Total employer cost can reach 30–45% on top of base salary depending on city and housing fund election. Your EOR applies city-specific rates — a provider that doesn’t distinguish between Beijing and Chengdu is guessing.


Labour Contract Law

China’s Labour Contract Law is employee-protective in ways that surprise most foreign employers:

  • Written contracts required within 1 month of start date. Miss this and you owe double wages for every month of non-compliance.
  • Fixed-term contracts: After two consecutive fixed-term contracts, the third must be open-ended (indefinite term). You cannot cycle employees through fixed terms indefinitely.
  • Severance: N months’ average salary (where N = years of service), mandatory on most termination scenarios — including mutual agreement and company-initiated redundancy.
  • Termination without cause: Not permitted. Must follow documented performance management, restructuring, or statutory grounds. Unilateral dismissal without grounds results in double severance liability.
  • Non-compete clauses: Enforceable but require monthly compensation during the restriction period — typically at least 30% of the employee’s average monthly salary. Unpaid non-competes are void.

Using an EOR in China

EOR providers with strong China coverage:

  • Deel — owned entity in China, handles Tier 1 and Tier 2 cities
  • G-P — deep China expertise, multi-city coverage
  • Remote — covers major Chinese cities
  • Atlas HXM — strong Asia-Pacific presence including China

Setting up a WFOE (Wholly Foreign-Owned Enterprise) takes 3–6 months and requires registered capital. EOR lets you hire immediately while you determine whether the market justifies entity setup.


Key Considerations

City-by-city variation is material: Social insurance rates, minimum wages, and housing fund contribution percentages all vary by municipality. An EOR without genuine multi-city operations is a risk — they may be applying Beijing rates to a Shanghai employee or vice versa.
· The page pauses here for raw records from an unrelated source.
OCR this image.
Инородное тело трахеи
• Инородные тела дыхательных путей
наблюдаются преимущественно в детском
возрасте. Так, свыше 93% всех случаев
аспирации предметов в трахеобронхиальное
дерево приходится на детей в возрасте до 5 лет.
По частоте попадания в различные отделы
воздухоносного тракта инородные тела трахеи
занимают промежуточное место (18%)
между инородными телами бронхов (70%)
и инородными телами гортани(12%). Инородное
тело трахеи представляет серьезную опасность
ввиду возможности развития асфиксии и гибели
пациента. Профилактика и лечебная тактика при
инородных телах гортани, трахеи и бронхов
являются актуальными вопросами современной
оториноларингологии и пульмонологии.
Individual Income Tax (IIT): Progressive rates run 3% to 45%. Employers withhold and remit monthly. Non-residents and expatriates have different thresholds and treatment for benefits-in-kind; ensure your EOR handles expat shadow payroll if applicable.

Data localisation under PIPL: China’s Personal Information Protection Law requires that employee personal data collected in China be stored domestically or pass a security assessment before cross-border transfer. This affects HR systems, payroll platforms, and any data your EOR sends offshore. Verify your EOR’s data architecture is PIPL-compliant.

Hukou considerations: An employee’s household registration (hukou) can affect where social insurance must be enrolled, particularly for migrant workers. A competent EOR navigates this — ensure they ask for hukou location at onboarding, not after the first payroll run.